The head of the Georgia chapter of the Southern Christian Leadership Conference, founded by Dr. Martin Luther King Jr. to promote nonviolent social change, on Tuesday advocated African-American families “exercise their Second Amendment rights” in response to recent police shootings of unarmed black men.

“You stand there, (police) shoot. You run, they shoot. We’re going to have to take a different tack,” Samuel Mosteller, longtime president of the Georgia SCLC, told reporters.

The remarks came one week after 23-year-old Goodyear employee Nicholas Thomas was fatally shot by Smyrna police serving an arrest warrant on a probation violation. Police say Thomas tried to run them over in a customer's Maserati, though lawyers hired by the dead man's family have challenged the official account.

Earlier this month 27-year-old Anthony Hill, who suffered from bipolar disorder, was shot and killed by a DeKalb County police officer who alleged the Afghanistan war veteran charged him in a threatening manner. Hill was nude and unarmed at the time.

“Nobody is protecting the black community,” Mosteller said.

Janice Mathis, a lawyer with Rainbow PUSH who appeared alongside Mosteller, distanced herself from the SCLC director’s comments.

“Arming the black community is not Rainbow PUSH’s position,” she said.

Ironically, the SCLC’s lack of militancy was often criticized by younger activists who came of age in the 1960s.
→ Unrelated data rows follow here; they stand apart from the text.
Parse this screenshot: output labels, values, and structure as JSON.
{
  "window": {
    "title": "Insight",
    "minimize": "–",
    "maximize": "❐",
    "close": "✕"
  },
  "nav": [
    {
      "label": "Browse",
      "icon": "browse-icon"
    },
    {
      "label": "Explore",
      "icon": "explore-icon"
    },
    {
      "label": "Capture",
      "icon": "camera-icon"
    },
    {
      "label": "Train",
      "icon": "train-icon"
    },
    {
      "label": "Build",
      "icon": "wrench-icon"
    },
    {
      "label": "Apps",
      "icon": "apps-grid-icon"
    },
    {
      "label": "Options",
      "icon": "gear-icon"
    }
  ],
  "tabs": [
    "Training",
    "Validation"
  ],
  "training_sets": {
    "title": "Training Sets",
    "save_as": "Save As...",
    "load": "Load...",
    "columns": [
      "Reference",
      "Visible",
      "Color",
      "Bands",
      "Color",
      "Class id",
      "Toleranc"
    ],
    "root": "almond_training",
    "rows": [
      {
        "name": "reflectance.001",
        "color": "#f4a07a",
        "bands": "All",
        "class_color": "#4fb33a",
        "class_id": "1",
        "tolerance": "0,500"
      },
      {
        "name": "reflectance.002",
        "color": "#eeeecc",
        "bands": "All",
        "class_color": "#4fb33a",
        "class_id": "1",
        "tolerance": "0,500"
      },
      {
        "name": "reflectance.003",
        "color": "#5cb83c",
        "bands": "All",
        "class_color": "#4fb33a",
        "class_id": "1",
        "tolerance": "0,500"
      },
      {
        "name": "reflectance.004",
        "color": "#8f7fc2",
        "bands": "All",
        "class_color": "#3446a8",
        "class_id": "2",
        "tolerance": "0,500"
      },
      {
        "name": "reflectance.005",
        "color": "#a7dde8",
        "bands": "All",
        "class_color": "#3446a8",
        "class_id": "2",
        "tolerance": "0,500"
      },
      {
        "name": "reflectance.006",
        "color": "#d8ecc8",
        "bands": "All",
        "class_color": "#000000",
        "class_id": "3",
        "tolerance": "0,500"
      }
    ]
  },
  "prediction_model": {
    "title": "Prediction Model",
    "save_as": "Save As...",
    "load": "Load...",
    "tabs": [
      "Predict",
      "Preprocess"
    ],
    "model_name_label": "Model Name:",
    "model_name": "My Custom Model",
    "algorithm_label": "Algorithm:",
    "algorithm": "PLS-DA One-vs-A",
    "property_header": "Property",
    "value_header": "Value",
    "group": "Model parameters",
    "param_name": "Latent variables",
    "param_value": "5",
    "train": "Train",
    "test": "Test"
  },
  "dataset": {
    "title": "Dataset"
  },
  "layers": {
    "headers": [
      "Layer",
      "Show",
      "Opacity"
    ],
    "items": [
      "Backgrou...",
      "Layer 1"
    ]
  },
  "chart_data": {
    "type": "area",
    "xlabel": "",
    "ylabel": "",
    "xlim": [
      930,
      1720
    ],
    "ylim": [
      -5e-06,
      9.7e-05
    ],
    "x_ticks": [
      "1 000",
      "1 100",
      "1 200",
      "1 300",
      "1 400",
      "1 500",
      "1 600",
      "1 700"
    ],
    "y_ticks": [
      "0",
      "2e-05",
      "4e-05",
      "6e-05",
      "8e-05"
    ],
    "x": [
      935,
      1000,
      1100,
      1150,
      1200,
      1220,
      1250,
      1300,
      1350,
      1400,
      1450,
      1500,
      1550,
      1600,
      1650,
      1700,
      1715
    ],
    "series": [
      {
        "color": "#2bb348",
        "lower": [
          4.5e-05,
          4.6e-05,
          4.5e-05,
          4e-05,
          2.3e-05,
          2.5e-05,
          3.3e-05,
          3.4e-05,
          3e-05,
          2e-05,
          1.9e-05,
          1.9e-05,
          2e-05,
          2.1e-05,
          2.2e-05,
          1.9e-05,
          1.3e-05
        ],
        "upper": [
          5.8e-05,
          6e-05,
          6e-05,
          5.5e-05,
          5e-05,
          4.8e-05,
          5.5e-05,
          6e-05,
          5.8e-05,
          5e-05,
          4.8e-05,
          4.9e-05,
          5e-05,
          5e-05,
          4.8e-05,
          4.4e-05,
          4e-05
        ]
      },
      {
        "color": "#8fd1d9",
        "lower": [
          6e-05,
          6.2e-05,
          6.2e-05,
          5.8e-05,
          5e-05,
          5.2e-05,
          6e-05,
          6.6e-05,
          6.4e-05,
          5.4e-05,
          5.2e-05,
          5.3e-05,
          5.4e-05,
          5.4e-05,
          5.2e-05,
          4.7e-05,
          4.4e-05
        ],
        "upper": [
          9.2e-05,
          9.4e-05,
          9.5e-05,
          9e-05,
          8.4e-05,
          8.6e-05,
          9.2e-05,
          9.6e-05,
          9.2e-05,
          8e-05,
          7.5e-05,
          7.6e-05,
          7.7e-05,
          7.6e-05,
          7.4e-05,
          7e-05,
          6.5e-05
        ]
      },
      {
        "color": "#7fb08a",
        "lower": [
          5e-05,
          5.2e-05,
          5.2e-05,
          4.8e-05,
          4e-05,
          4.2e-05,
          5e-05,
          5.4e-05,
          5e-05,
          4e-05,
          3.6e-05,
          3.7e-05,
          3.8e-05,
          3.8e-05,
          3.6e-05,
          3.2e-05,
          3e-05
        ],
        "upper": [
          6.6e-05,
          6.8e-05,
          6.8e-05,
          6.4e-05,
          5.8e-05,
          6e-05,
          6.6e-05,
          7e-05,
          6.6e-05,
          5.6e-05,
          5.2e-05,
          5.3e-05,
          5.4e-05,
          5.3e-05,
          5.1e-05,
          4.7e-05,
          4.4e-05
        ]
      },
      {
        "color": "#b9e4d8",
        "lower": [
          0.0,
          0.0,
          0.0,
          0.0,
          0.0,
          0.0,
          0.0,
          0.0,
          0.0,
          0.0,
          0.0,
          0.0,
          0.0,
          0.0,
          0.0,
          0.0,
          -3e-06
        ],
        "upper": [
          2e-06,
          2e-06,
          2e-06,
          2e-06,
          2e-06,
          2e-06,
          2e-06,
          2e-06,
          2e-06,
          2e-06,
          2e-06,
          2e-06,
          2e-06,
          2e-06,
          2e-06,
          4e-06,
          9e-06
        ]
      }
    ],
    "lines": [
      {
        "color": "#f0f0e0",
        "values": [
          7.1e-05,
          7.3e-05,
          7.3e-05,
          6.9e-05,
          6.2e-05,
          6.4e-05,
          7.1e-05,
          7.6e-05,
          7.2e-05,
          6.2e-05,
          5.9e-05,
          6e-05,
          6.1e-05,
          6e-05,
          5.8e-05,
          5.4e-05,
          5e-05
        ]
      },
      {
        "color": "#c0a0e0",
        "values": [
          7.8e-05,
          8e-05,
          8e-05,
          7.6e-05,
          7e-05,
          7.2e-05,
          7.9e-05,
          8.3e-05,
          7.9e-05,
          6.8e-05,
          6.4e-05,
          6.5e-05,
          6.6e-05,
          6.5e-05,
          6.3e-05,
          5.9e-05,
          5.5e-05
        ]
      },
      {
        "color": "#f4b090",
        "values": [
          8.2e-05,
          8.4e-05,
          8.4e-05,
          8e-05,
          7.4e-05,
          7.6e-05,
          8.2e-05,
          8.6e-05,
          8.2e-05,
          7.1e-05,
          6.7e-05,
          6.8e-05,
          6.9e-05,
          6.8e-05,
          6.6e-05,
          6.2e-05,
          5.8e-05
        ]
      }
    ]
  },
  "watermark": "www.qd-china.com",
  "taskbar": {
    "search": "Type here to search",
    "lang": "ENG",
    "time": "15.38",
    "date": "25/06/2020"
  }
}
King, aided by civil rights icons including Joseph Lowery, Ralph Abernathy and Bayard Rustin, started the SCLC in 1957 to coordinate nonviolent direct action to hasten the desegregation of public accommodations throughout the South.

Mosteller also announced plans to organize recalls of the sheriffs of any county where an unarmed African-American is shot by police.

Activists plan a vigil for Thomas Tuesday evening.